Et donc ne soyez pas trop étonnés qu’un pigeon soit traité comme un immeuble, qu’une personne morale ne décède pas ou qu’on ne puisse pas déjeuner avec elle, que l’on fasse comme si une personne absente soit décédée ou comme si une personne décédée soit encore vivante, et même comme si on pouvait remonter le temps …

 

                                                                                                        Y. D. F.

 



[1]   Certains termes employés sont annonciateurs d’une fiction : présumer, réputer, supposer, censer …

[2]   Voici un exemple de fiction judiciaire : En Angleterre au XVIIIe siècle, le crime de grand larceny est puni de la peine de mort . La qualification de grand larceny s’applique à partir de 40 shillings dérobés. Pour ne pas prononcer la peine de mort, les jurés estiment systématiquement la valeur des vols à 39 shillings. En 1808, c’est un vol de 2 guinées qui est évalué à 39 shillings, alors que depuis 1717, la parité guinées/shillings était établie à 21 shillings pour une guinée.

Dans cet exemple, la fiction est  incontestable, pour cause d’inconsistance avérée : les juges savent que 2 guinées valent un peu plus de 42 shillings et font comme si elles valaient 39 schillings, afin de ne pas appliquer la règle prévue pour les vols de telles sommes. Il n’est pas question ici de croyance sérieuse dans un objet imaginaire, mais d’un acte conscient de feintise. Voir Fictions juridiques ou remarques sur quelques procédés fictionnels en usage chez les juristes par Mikhail Xifaras.

[3]   Egalement la loi du 20 germinal an XI (19 avril 1803) relative aux successions.

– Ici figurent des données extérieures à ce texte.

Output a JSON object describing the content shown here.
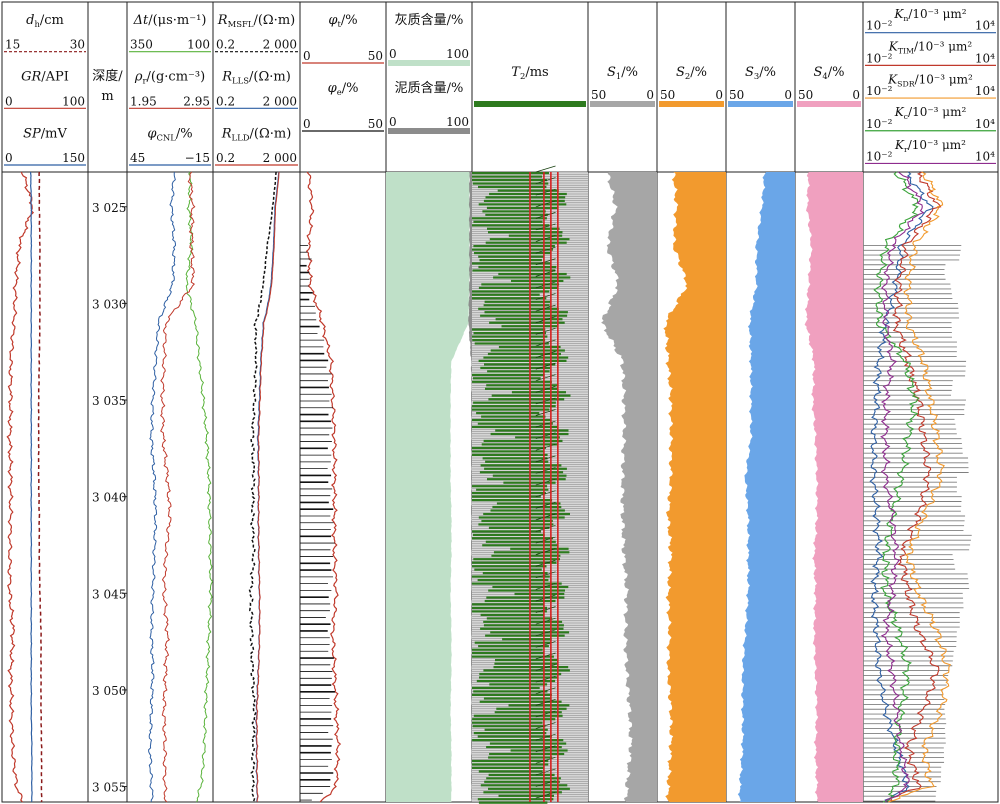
{
  "chart_data": {
    "type": "well-log",
    "depth": {
      "label_line1": "深度/",
      "label_line2": "m",
      "range": [
        3023.2,
        3055.8
      ],
      "ticks": [
        3025,
        3030,
        3035,
        3040,
        3045,
        3050,
        3055
      ],
      "tick_labels": [
        "3 025",
        "3 030",
        "3 035",
        "3 040",
        "3 045",
        "3 050",
        "3 055"
      ]
    },
    "tracks": [
      {
        "id": "t1",
        "headers": [
          {
            "label": "dh/cm",
            "min": "15",
            "max": "30",
            "color": "#8b1a1a",
            "dashed": true
          },
          {
            "label": "GR/API",
            "min": "0",
            "max": "100",
            "color": "#c0392b"
          },
          {
            "label": "SP/mV",
            "min": "0",
            "max": "150",
            "color": "#2e5fa3"
          }
        ]
      },
      {
        "id": "t2",
        "headers": [
          {
            "label": "Δt/(μs·m⁻¹)",
            "min": "350",
            "max": "100",
            "color": "#5ab33b"
          },
          {
            "label": "ρr/(g·cm⁻³)",
            "min": "1.95",
            "max": "2.95",
            "color": "#c0392b"
          },
          {
            "label": "φCNL/%",
            "min": "45",
            "max": "−15",
            "color": "#2e5fa3"
          }
        ]
      },
      {
        "id": "t3",
        "headers": [
          {
            "label": "RMSFL/(Ω·m)",
            "min": "0.2",
            "max": "2 000",
            "color": "#111111",
            "dashed": true
          },
          {
            "label": "RLLS/(Ω·m)",
            "min": "0.2",
            "max": "2 000",
            "color": "#2e5fa3"
          },
          {
            "label": "RLLD/(Ω·m)",
            "min": "0.2",
            "max": "2 000",
            "color": "#c0392b"
          }
        ]
      },
      {
        "id": "t4",
        "headers": [
          {
            "label": "φt/%",
            "min": "0",
            "max": "50",
            "color": "#c0392b"
          },
          {
            "label": "φe/%",
            "min": "0",
            "max": "50",
            "color": "#111111"
          }
        ]
      },
      {
        "id": "t5",
        "headers": [
          {
            "label": "灰质含量/%",
            "min": "0",
            "max": "100",
            "color": "#bfe0c8"
          },
          {
            "label": "泥质含量/%",
            "min": "0",
            "max": "100",
            "color": "#8c8c8c"
          }
        ]
      },
      {
        "id": "t6",
        "headers": [
          {
            "label": "T2/ms",
            "color": "#2d7a1e"
          }
        ]
      },
      {
        "id": "t7",
        "headers": [
          {
            "label": "S1/%",
            "min": "50",
            "max": "0",
            "color": "#a6a6a6"
          }
        ]
      },
      {
        "id": "t8",
        "headers": [
          {
            "label": "S2/%",
            "min": "50",
            "max": "0",
            "color": "#f29a2e"
          }
        ]
      },
      {
        "id": "t9",
        "headers": [
          {
            "label": "S3/%",
            "min": "50",
            "max": "0",
            "color": "#6aa6e8"
          }
        ]
      },
      {
        "id": "t10",
        "headers": [
          {
            "label": "S4/%",
            "min": "50",
            "max": "0",
            "color": "#f0a0bf"
          }
        ]
      },
      {
        "id": "t11",
        "headers": [
          {
            "label": "Kn/10⁻³ μm²",
            "min": "10⁻²",
            "max": "10⁴",
            "color": "#2e5fa3"
          },
          {
            "label": "KTIM/10⁻³ μm²",
            "min": "10⁻²",
            "max": "10⁴",
            "color": "#c0392b"
          },
          {
            "label": "KSDR/10⁻³ μm²",
            "min": "10⁻²",
            "max": "10⁴",
            "color": "#f29a2e"
          },
          {
            "label": "Kc/10⁻³ μm²",
            "min": "10⁻²",
            "max": "10⁴",
            "color": "#3aa33a"
          },
          {
            "label": "Kr/10⁻³ μm²",
            "min": "10⁻²",
            "max": "10⁴",
            "color": "#8e2c8e"
          }
        ]
      }
    ],
    "curves": {
      "depth": [
        3023.2,
        3025,
        3027,
        3029,
        3031,
        3033,
        3035,
        3037,
        3039,
        3041,
        3043,
        3045,
        3047,
        3049,
        3051,
        3053,
        3055,
        3055.8
      ],
      "dh": [
        21.5,
        21.5,
        21.6,
        21.6,
        21.6,
        21.5,
        21.4,
        21.4,
        21.4,
        21.5,
        21.5,
        21.6,
        21.8,
        21.8,
        21.8,
        21.9,
        21.9,
        21.9
      ],
      "GR": [
        24,
        36,
        20,
        16,
        14,
        10,
        10,
        9,
        10,
        10,
        9,
        9,
        13,
        10,
        11,
        12,
        17,
        24
      ],
      "SP": [
        50,
        51,
        51,
        51,
        51,
        51,
        51,
        51,
        51,
        51,
        51,
        51,
        51,
        51,
        51,
        52,
        52,
        52
      ],
      "DT": [
        165,
        170,
        162,
        178,
        150,
        140,
        128,
        118,
        112,
        110,
        108,
        106,
        112,
        116,
        122,
        125,
        135,
        150
      ],
      "RHOB": [
        2.68,
        2.71,
        2.7,
        2.72,
        2.4,
        2.38,
        2.36,
        2.37,
        2.42,
        2.45,
        2.4,
        2.38,
        2.42,
        2.4,
        2.38,
        2.39,
        2.39,
        2.4
      ],
      "CNL": [
        12,
        14,
        12,
        13,
        23,
        25,
        27,
        28,
        26,
        25,
        26,
        27,
        28,
        27,
        28,
        29,
        28,
        27
      ],
      "RMSFL": [
        160,
        110,
        62,
        40,
        18,
        19,
        16,
        13,
        15,
        13,
        15,
        11,
        12,
        13,
        16,
        14,
        14,
        14
      ],
      "RLLS": [
        210,
        140,
        120,
        92,
        41,
        31,
        27,
        23,
        25,
        24,
        25,
        27,
        27,
        24,
        20,
        20,
        21,
        21
      ],
      "RLLD": [
        220,
        150,
        130,
        100,
        44,
        33,
        29,
        25,
        26,
        25,
        26,
        28,
        28,
        25,
        21,
        21,
        22,
        22
      ],
      "PHIT": [
        5,
        7,
        5,
        6,
        13,
        18,
        19,
        20,
        20,
        20,
        20,
        21,
        19,
        20,
        21,
        22,
        21,
        12
      ],
      "PHIE": [
        0,
        3,
        4,
        5,
        11,
        16,
        17,
        18,
        18,
        18,
        18,
        18,
        17,
        18,
        18,
        19,
        18,
        6
      ],
      "LIME": [
        97,
        97,
        97,
        97,
        96,
        76,
        75,
        75,
        75,
        76,
        76,
        75,
        76,
        76,
        75,
        76,
        76,
        76
      ],
      "SHALE": [
        3,
        3,
        3,
        3,
        4,
        1,
        0,
        0,
        0,
        0,
        0,
        0,
        0,
        0,
        0,
        0,
        0,
        0
      ],
      "S1": [
        36,
        30,
        36,
        28,
        40,
        25,
        24,
        24,
        25,
        25,
        24,
        22,
        23,
        22,
        20,
        19,
        22,
        22
      ],
      "S2": [
        38,
        36,
        38,
        28,
        44,
        42,
        40,
        40,
        40,
        42,
        40,
        42,
        41,
        42,
        40,
        40,
        42,
        42
      ],
      "S3": [
        22,
        24,
        28,
        28,
        33,
        32,
        32,
        32,
        36,
        34,
        34,
        34,
        36,
        38,
        38,
        38,
        40,
        40
      ],
      "S4": [
        40,
        41,
        38,
        40,
        42,
        36,
        37,
        35,
        34,
        34,
        36,
        35,
        36,
        35,
        34,
        35,
        34,
        34
      ],
      "Kn": [
        0.8,
        10,
        0.5,
        0.3,
        0.1,
        0.05,
        0.04,
        0.03,
        0.03,
        0.04,
        0.05,
        0.03,
        0.04,
        0.05,
        0.1,
        0.3,
        1,
        0.1
      ],
      "KTIM": [
        3,
        20,
        0.8,
        0.4,
        0.3,
        1,
        3,
        5,
        8,
        3,
        0.5,
        1,
        3,
        20,
        5,
        1,
        3,
        0.1
      ],
      "KSDR": [
        5,
        30,
        2,
        1,
        1,
        5,
        10,
        20,
        30,
        5,
        1,
        3,
        20,
        60,
        30,
        5,
        10,
        0.1
      ],
      "Kc": [
        0.3,
        3,
        0.1,
        0.05,
        0.05,
        0.8,
        2,
        1,
        0.5,
        0.2,
        0.1,
        0.1,
        0.4,
        1,
        0.5,
        0.3,
        0.3,
        0.1
      ],
      "Kr": [
        0.5,
        5,
        0.2,
        0.1,
        0.1,
        0.2,
        0.1,
        0.1,
        0.1,
        0.2,
        0.3,
        0.2,
        0.1,
        0.2,
        0.3,
        0.5,
        1,
        0.1
      ]
    },
    "kr_core_depths": [
      3027,
      3028,
      3029,
      3030,
      3031,
      3032,
      3033,
      3034,
      3035,
      3036,
      3037,
      3038,
      3039,
      3040,
      3041,
      3042,
      3043,
      3044,
      3045,
      3046,
      3047,
      3048,
      3049,
      3050,
      3051,
      3052,
      3053,
      3054,
      3055
    ],
    "kr_core_values": [
      300,
      80,
      120,
      200,
      90,
      150,
      400,
      120,
      600,
      200,
      300,
      500,
      150,
      250,
      400,
      1000,
      180,
      600,
      300,
      200,
      150,
      120,
      90,
      70,
      60,
      50,
      40,
      30,
      20
    ]
  }
}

[4]   Au Royaume-Uni, la loi interdit aux membres du Parlement de démissionner. En revanche, elle prévoit que les membres du Parlement acceptant de recevoir un office de la Couronne sont démis de leurs fonctions, et doivent se représenter s'ils veulent y être maintenus. En conséquence, la coutume veut que les membres du Parlement souhaitant démissionner demandent au monarque à être nommé à un tel office, et deux offices particuliers, tous deux des sinécures avec un salaire symbolique, sont employés en alternance dans ce but : le lieutenant de la Couronne et bailli des trois centeniers de Chiltern, et le lieutenant de la Couronne et bailli du Manoir de Northstead.

[5]   La rétroactivité est traitée au niveau de la loi ; un texte de niveau inférieur, un décret, ne pourra pas être rétroactif, mais une loi spécifique pourra l’être ; si elle avait été traitée au niveau constitutionnel, aucune loi n’aurait pu être rétroactive.